The expected wall of refinancing will also affect the industry, reducing the opportunities of exits and therefore distributions. Signs of GPs restructuring are likely to surface more frequently as well, according to both Lanel and Groen, as was recently illustrated by the spin-off of Omnes Capital. "But the need for an attractive strategy and the stamina required will limit the number of successful spin-offs," warns Groen.

How are these settings going to impact the type, quality and price of assets? "Investors are retrenching from the riskier scopes of European PE, still favouring the dominance of the large buyout funds from the bubble years (estimated to reach a total of $440bn) where the quality of assets and predictability of exit are best," says Francois Aguerre.

The balance between direct secondaries and traditional secondaries is little debated. "Banks have understandably started their disposal programmes with funds' portfolios but as the inventory of plain-vanilla assets decreases, the proportion of secondary directs will inevitably increase," argues Lanel. Groen agrees but states that "directs must have substantially higher expected returns to be worthwhile to invest in, whereas often the quality of the directs portfolios and the managers is less attractive or unproven".
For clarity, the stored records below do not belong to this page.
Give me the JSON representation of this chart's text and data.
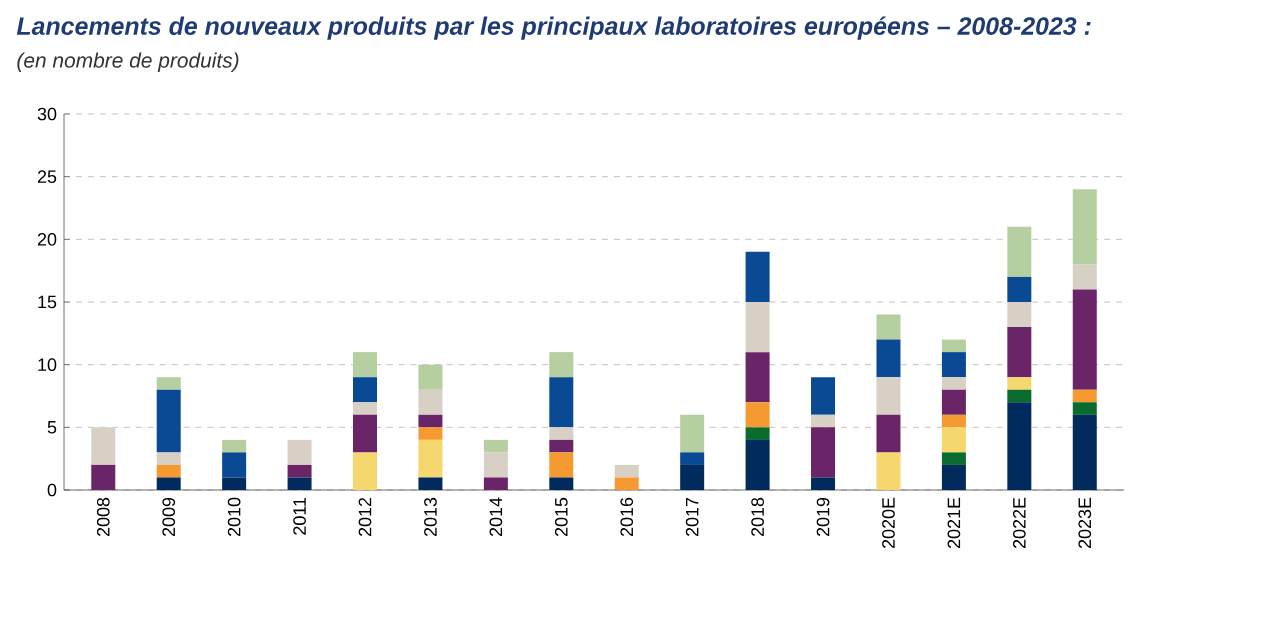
{
  "chart_data": {
    "type": "bar",
    "stacked": true,
    "title": "Lancements de nouveaux produits par les principaux laboratoires européens – 2008-2023 :",
    "subtitle": "(en nombre de produits)",
    "categories": [
      "2008",
      "2009",
      "2010",
      "2011",
      "2012",
      "2013",
      "2014",
      "2015",
      "2016",
      "2017",
      "2018",
      "2019",
      "2020E",
      "2021E",
      "2022E",
      "2023E"
    ],
    "series": [
      {
        "color": "#002b5c",
        "values": [
          0,
          1,
          1,
          1,
          0,
          1,
          0,
          1,
          0,
          2,
          4,
          1,
          0,
          2,
          7,
          6
        ]
      },
      {
        "color": "#0a6b2e",
        "values": [
          0,
          0,
          0,
          0,
          0,
          0,
          0,
          0,
          0,
          0,
          1,
          0,
          0,
          1,
          1,
          1
        ]
      },
      {
        "color": "#f5d76e",
        "values": [
          0,
          0,
          0,
          0,
          3,
          3,
          0,
          0,
          0,
          0,
          0,
          0,
          3,
          2,
          1,
          0
        ]
      },
      {
        "color": "#f59a30",
        "values": [
          0,
          1,
          0,
          0,
          0,
          1,
          0,
          2,
          1,
          0,
          2,
          0,
          0,
          1,
          0,
          1
        ]
      },
      {
        "color": "#6a2468",
        "values": [
          2,
          0,
          0,
          1,
          3,
          1,
          1,
          1,
          0,
          0,
          4,
          4,
          3,
          2,
          4,
          8
        ]
      },
      {
        "color": "#d9d0c5",
        "values": [
          3,
          1,
          0,
          2,
          1,
          2,
          2,
          1,
          1,
          0,
          4,
          1,
          3,
          1,
          2,
          2
        ]
      },
      {
        "color": "#0a4a94",
        "values": [
          0,
          5,
          2,
          0,
          2,
          0,
          0,
          4,
          0,
          1,
          4,
          3,
          3,
          2,
          2,
          0
        ]
      },
      {
        "color": "#b5cfa0",
        "values": [
          0,
          1,
          1,
          0,
          2,
          2,
          1,
          2,
          0,
          3,
          0,
          0,
          2,
          1,
          4,
          6
        ]
      }
    ],
    "ylim": [
      0,
      30
    ],
    "yticks": [
      0,
      5,
      10,
      15,
      20,
      25,
      30
    ],
    "grid": "y"
  }
}
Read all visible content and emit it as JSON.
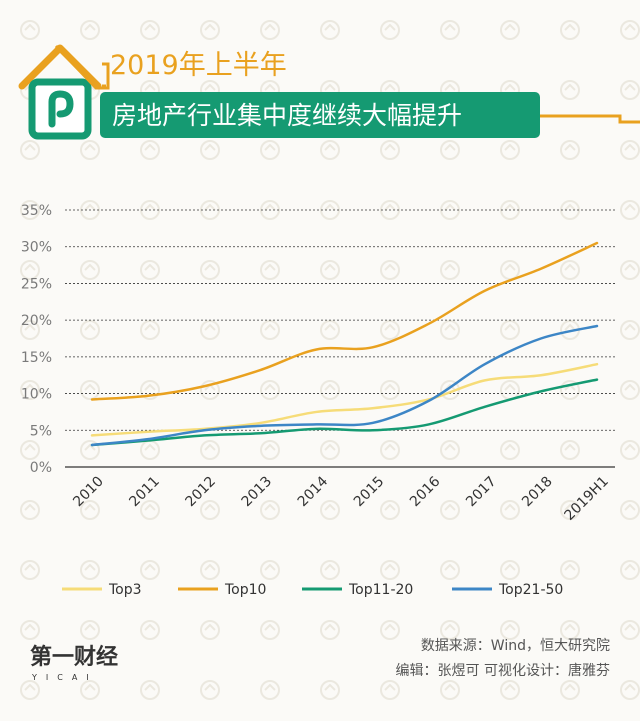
{
  "header": {
    "subtitle": "2019年上半年",
    "title": "房地产行业集中度继续大幅提升"
  },
  "colors": {
    "accent": "#e9a11f",
    "title_bg": "#159a72",
    "Top3": "#f6dc78",
    "Top10": "#e9a11f",
    "Top11-20": "#159a72",
    "Top21-50": "#3d86c6"
  },
  "chart_data": {
    "type": "line",
    "x": [
      "2010",
      "2011",
      "2012",
      "2013",
      "2014",
      "2015",
      "2016",
      "2017",
      "2018",
      "2019H1"
    ],
    "yticks": [
      "0%",
      "5%",
      "10%",
      "15%",
      "20%",
      "25%",
      "30%",
      "35%"
    ],
    "ylim": [
      0,
      35
    ],
    "grid": true,
    "legend_position": "bottom",
    "series": [
      {
        "name": "Top3",
        "values": [
          4.3,
          4.8,
          5.2,
          6.0,
          7.5,
          8.0,
          9.2,
          11.8,
          12.5,
          14.0
        ]
      },
      {
        "name": "Top10",
        "values": [
          9.2,
          9.7,
          11.0,
          13.2,
          16.0,
          16.3,
          19.5,
          24.0,
          27.0,
          30.5
        ]
      },
      {
        "name": "Top11-20",
        "values": [
          3.0,
          3.6,
          4.3,
          4.6,
          5.2,
          5.0,
          5.8,
          8.2,
          10.3,
          11.9
        ]
      },
      {
        "name": "Top21-50",
        "values": [
          3.0,
          3.8,
          5.0,
          5.6,
          5.8,
          6.0,
          9.0,
          14.0,
          17.5,
          19.2
        ]
      }
    ]
  },
  "footer": {
    "source": "数据来源：Wind，恒大研究院",
    "credits": "编辑：张煜可    可视化设计：唐雅芬",
    "logo": "第一财经",
    "logo_sub": "YICAI"
  }
}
Against this background and considering the large amount of capital raised by secondary funds, pricing should continue to prove resilient: UBS estimates that around $35bn of dedicated dry powder was available to buyers at the beginning of this year. For the most part, this capital was in the hands of a few large participants with 20 of the top buyers currently accounting for an estimated hold of 85% of that total, and 18 of them each having more than $1bn at their disposal.

Whether this would favour secondaries pure players like Coller or Greenpark, or hybrid players like AlpInvest, Partners Group or Harbour Vest, who are all actively raising, remains to be seen. "GPs generally have a clear preference for buyers that have both primary and secondary capital" says Engelien, from Cogent. This is unsurprising, as GPs increasingly look to do staples, whereby a secondaries investment involves a promise of investing in that GPs next fund. Says Lanel: "Ultimately, managers have come to accept that there need not be a stigma associated with one of their LPs having to sell!"